In my opinion, this well-intentioned disparity in student management results in the higher percentage of defaults at the for-profits. Another factor is the lower socio-economic student demographic at the for-profits, including Apollo Group's degree programs. Community colleges, and to some extent state colleges, enroll similar students but enjoy tuition encompassing Pell grants supported by state funding subsidies. This taxpayer driven combination effectively keeps potentially defaulted student loan disbursements at low levels within the state-owned traditionals.
Regardless, continued improvement of student centric outcomes and value propositions during its turnaround can offer investors opportunities to further profit from APOL. On the other hand, any renewed struggles, especially if amplified by regulatory bodies or the mainstream media, can stall Apollo's return to the promised land. At the very least, attractive entry points for value oriented investors could present themselves should any deflections be deemed temporary.
Timeline for a Buy Side Opportunity
If Apollo Education Group can sustain its turnaround story of genuinely serving its constituent students, staff, employers and regulators, then long only shareholders should continue to be rewarded from a risk adjusted unlocking of intrinsic value. Ultimate achievement of its plan would be validated by a return to positive growth of both top and bottom lines, driven by dramatically improved student outcomes.

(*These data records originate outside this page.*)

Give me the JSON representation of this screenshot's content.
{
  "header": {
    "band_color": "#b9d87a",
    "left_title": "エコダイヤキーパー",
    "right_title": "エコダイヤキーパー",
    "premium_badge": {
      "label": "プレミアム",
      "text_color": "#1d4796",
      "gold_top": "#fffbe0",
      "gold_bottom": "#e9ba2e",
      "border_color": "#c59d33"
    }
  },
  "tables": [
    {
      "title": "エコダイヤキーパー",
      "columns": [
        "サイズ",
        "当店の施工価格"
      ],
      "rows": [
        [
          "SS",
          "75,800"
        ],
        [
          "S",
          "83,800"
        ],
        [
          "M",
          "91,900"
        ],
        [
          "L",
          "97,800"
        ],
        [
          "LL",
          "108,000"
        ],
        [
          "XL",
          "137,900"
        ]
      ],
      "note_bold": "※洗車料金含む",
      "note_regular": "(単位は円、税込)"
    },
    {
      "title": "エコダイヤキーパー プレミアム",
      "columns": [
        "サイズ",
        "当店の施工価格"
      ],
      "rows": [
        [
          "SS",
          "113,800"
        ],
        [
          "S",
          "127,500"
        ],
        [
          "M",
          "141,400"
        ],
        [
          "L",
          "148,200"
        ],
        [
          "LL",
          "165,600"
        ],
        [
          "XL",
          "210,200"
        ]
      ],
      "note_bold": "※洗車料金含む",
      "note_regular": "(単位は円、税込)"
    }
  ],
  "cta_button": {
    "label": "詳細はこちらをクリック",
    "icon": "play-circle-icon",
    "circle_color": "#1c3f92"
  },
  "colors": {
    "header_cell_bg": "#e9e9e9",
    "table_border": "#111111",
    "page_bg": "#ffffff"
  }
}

Likewise, putting the lawsuits and attorney general inquiries to rest with relatively worse case scenarios of reasonable settlements plus achieving removal of the two-year probationary accreditation statuses at its Phoenix and Western University units from the Higher Learning Commission (HLC) should be a no-brainer for an education company with Apollo's resources. Of course, the question begs why didn't those resources prevent the litigation, inquiries and probation statuses in the first place? One can only speculate that priorities quickly realign when adversity knocks on the door.
Regardless, a long-term comeback in both shareholder and student value is potentially in the making at Apollo Education Group. And as the bellwether of an infamously maligned industry, it can bring other education turnaround stories along for the journey upward as it did on January 8th. But this time the ride just might be an enduring one.
Disclosure: I have no positions in any stocks mentioned, and no plans to initiate any positions within the next 72 hours. I wrote this article myself, and it expresses my own opinions. I am not receiving compensation for it (other than from Seeking Alpha). I have no business relationship with any company whose stock is mentioned in this article.
Additional disclosure: Charts and narrative are for illustrative purposes only and not meant as investment advice nor as a recommendation to buy/hold/sell/short or avoid these or any other securities. Readers should always engage in further research and/or consider consulting a certified financial planner, licensed broker/dealer, or registered investment advisor before making any investment decisions.